After discussing booksellers and periodicals in general, Topham turns specifically to four case studies of imported French science books: (1) Antoine Lavoisier’s Traité élémentaire de chimie, présenté dans un ordre nouveau et d’après les découvertes modernes (1789); (2) Pierre-Simon Laplace’s Traité de mécanique celeste (1799-1805); (3) Jean-Baptiste Lamarck’s Philosophie zooloqique (1809); and (4) Georges Cuvier’s Recherches sur les ossemens fossils (1812). In this section Topham introduces a cast of characters, including booksellers, translators, publishers, and reviewers. Despite the revolutionary war, and the subsequent mutual blockade between Britain and France, these events had little impact on the importation of French science books and their reading and reviewing in public periodicals. What becomes clear in these case studies, as Topham argues, “far from being automatic” the mechanism of publications “require the agency of a wide range of people, including not only scientific practitioners but also technicians of scientific print, often motivated by financial considerations.” It shows, in short, that all knowledge-making is a situated process, and thus “renders problematic any assumptions that scientific knowledge, either in its words or in its pictures, simply diffuses across the globe in a straightforward manner. Disruption of supply, translation between languages, selective reviewing of scientific literature, the local interpretations of meaning, all point to the salience of textual geography in the study of the forms of its representation in the movement of scientific knowledge.”

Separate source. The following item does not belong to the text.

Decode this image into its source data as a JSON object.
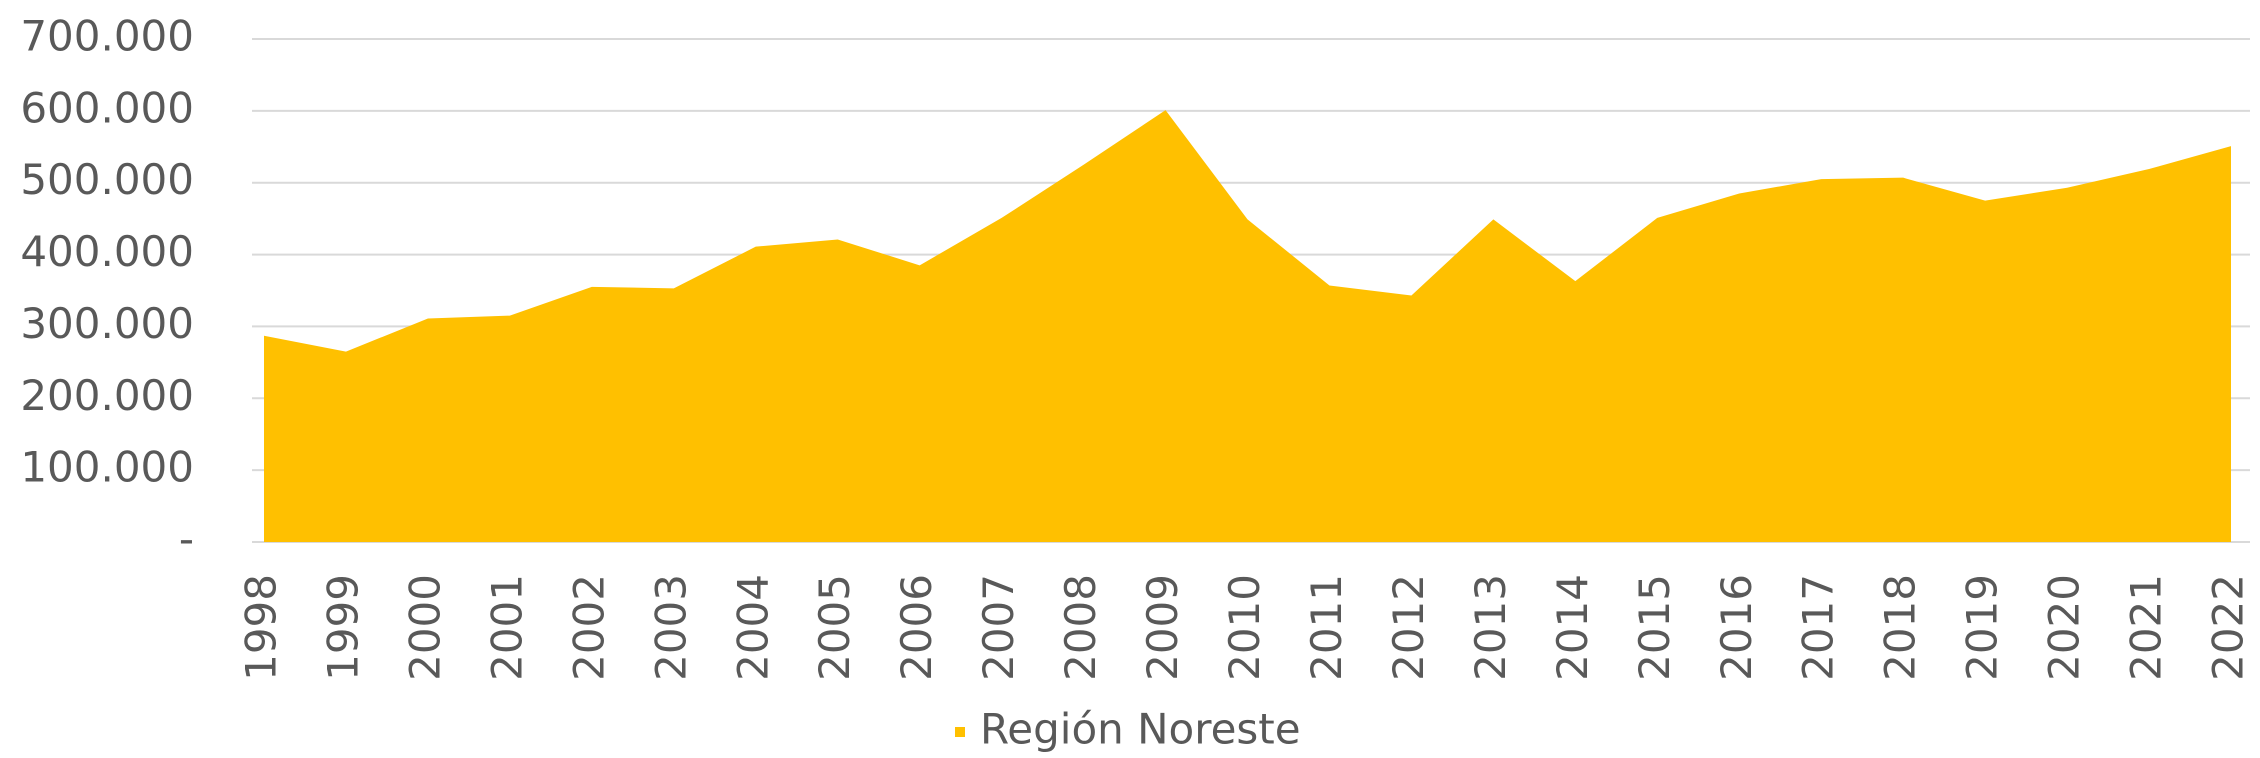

These essays and others in Geographies of Nineteenth-Century Science convincingly show “the placed nature of science’s making and reception”—its “practices and forms of communicative action are always grounded in particular settings, and questions regarding site, institutional organization, and social relationship in place will for that reason always continue to matter to an explanation of science’s cognitive content and variable reception.”